As a part of the XIII Summer School in Statistics UPC-UB we are organizing, together with Matthieu Gilson, Adrià Tauste and Gorka Zamora, a Hands-on course on neural data science.

When: July 1st to 5th from 3:00 PM to 6:00 PM

Where: Barcelona, UPC campus

The registration is already opened in the following link:

https://mesioupcub.masters.upc.edu/en/xiii-summer-school-2019/xiii-summer-school-2019

If you need further information do not hesitate to contact me or the organizer at gestio.summerschool.fme@upc.edu

Description

The course focuses on several aspects of data science applied to data recorded from the brain: statistical modeling, graph theory, statistical analysis and machine learning. The course is based on a learn-by-coding philosophy: the students will develop a data-driven project throughout the course to understand and apply some of the taught techniques under the supervision of the teachers. Many methods explained during this course can be applied to different data outside brain sciences, so previous experience in neuroscience is not required.

Course goals

Specific objectives:

  • Understand statistical modeling for time series, their estimation, evaluation and selection.
  • Understand graph theoretical measures.
  • Understand machine learning methods: cross-validation, supervised learning, dimensionality reduction.
  • Use all explained tools in synergy for the analysis of neural data.

Transversal objectives:

  • Improve Python programming skills.
  • Learn to compare results from different types of analyses about the same question.
  • Present the results of statistical analysis in a clear and appealing format.

Course contents

  1. A statistical description of data in neuroscience
  2. Statistical modeling of time series (with StatsModels package)
    1. Graphical models and Partial Correlation
    2. Autoregressive processes and Granger Causality
    3. Model estimation
    4. Model evaluation and selection
  3. Graph Theory for brain connectivity (with GAlib package)
    1. Binary networks
    2. Weighted networks
    3. Network models and benchmarks
    4. Network comparison and interpretation
  4. Machine Learning (with scikit-learn package)
    1. Classification: linear models, kNN and SVM
    2. Regression
    3. Cross-validation schemes for complex scenarios
    4. Regularization
    5. Dimensionality reduction: PCA, feature selection methods
    6. Interpretation of machine learning models

Prerequisites

Students are expected to have basic knowledge in applied maths (linear algebra and calculus), as well as basic statistics (BS level) and some programming skills (Python language will be used but the course will also be fruitful for students with good programming skills in other languages). This course can be combined with the introductory course offered in the morning for a more gentle progression from basics to more advanced topics. Students should bring their laptop to each session.

Targeted at

Master’s and PhD students in quantitative disciplines; last year Bachelor’s degree students (if they have sufficient quantitative background); postdoctoral researchers and faculties.

Evaluation

The students will be evaluated via a hands-on project developed during the course in small groups (up to three participants). They will be asked to summarize and present their results.

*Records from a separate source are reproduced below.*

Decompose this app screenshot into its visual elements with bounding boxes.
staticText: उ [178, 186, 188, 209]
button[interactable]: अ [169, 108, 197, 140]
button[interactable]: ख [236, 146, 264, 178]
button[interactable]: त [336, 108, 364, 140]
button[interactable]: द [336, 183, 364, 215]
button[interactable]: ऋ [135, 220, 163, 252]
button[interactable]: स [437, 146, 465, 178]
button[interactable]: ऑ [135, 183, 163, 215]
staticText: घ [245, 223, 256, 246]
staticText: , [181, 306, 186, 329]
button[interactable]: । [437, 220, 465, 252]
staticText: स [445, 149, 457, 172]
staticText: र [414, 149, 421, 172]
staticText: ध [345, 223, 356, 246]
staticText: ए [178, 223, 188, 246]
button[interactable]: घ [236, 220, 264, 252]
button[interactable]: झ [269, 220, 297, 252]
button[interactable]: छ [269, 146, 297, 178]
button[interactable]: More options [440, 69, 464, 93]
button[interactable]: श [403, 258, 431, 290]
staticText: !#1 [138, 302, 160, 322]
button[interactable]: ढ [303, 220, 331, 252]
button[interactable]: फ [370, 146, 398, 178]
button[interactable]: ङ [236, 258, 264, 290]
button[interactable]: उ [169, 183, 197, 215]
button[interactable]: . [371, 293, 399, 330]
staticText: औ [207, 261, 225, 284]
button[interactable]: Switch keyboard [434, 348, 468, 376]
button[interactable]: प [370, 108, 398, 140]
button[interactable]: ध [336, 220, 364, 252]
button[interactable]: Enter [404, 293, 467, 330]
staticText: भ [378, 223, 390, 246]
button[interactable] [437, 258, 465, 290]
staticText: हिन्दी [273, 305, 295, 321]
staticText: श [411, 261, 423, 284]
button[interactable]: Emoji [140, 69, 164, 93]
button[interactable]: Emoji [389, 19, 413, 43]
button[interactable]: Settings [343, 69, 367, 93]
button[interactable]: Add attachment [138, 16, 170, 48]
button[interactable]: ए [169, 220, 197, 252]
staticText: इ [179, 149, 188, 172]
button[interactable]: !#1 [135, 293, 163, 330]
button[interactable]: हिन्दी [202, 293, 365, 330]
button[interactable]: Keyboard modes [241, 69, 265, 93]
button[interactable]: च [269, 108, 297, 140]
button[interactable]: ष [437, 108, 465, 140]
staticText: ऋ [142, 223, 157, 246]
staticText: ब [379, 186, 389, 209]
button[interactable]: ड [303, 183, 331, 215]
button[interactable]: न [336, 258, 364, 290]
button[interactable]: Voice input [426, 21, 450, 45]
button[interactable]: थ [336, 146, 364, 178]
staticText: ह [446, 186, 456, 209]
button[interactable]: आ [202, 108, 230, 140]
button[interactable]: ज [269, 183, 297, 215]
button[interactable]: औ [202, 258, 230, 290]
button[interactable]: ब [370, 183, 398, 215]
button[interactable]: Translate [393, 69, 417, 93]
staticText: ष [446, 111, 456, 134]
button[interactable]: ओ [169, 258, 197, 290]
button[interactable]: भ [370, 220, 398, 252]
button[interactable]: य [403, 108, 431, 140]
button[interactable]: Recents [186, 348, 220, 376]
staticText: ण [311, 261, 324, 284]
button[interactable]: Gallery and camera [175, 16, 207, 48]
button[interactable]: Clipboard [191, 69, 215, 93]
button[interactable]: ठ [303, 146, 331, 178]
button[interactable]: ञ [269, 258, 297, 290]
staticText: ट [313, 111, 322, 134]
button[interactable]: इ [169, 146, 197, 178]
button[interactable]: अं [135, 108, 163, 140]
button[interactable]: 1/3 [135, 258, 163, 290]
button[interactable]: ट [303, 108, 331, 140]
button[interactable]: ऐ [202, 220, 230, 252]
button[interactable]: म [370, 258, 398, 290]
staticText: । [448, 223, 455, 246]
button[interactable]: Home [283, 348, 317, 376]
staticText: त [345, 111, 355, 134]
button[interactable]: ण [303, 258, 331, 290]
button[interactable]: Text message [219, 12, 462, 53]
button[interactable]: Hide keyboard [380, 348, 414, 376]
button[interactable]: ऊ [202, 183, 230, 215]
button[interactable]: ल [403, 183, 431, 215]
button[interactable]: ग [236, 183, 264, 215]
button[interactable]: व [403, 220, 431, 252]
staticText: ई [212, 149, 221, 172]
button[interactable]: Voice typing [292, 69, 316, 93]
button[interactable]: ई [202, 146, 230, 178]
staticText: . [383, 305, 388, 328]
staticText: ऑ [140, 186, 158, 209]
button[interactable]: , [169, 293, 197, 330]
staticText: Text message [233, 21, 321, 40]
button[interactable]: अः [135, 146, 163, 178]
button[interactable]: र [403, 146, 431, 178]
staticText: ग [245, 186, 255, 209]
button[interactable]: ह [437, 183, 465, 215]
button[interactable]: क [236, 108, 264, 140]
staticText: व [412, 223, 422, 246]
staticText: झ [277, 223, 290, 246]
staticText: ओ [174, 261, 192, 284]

Computer class or student’s laptop?

Student’s laptop

Software requirements

All the software needed for this course is free and open source. We recommend Anaconda distribution that allows to create an environment dedicated to the course with all needed software installed. We will provide an environment configuration file to have everything setup from the beginning. However all libraries used can be installed independently of Anaconda (although this usually requires more work).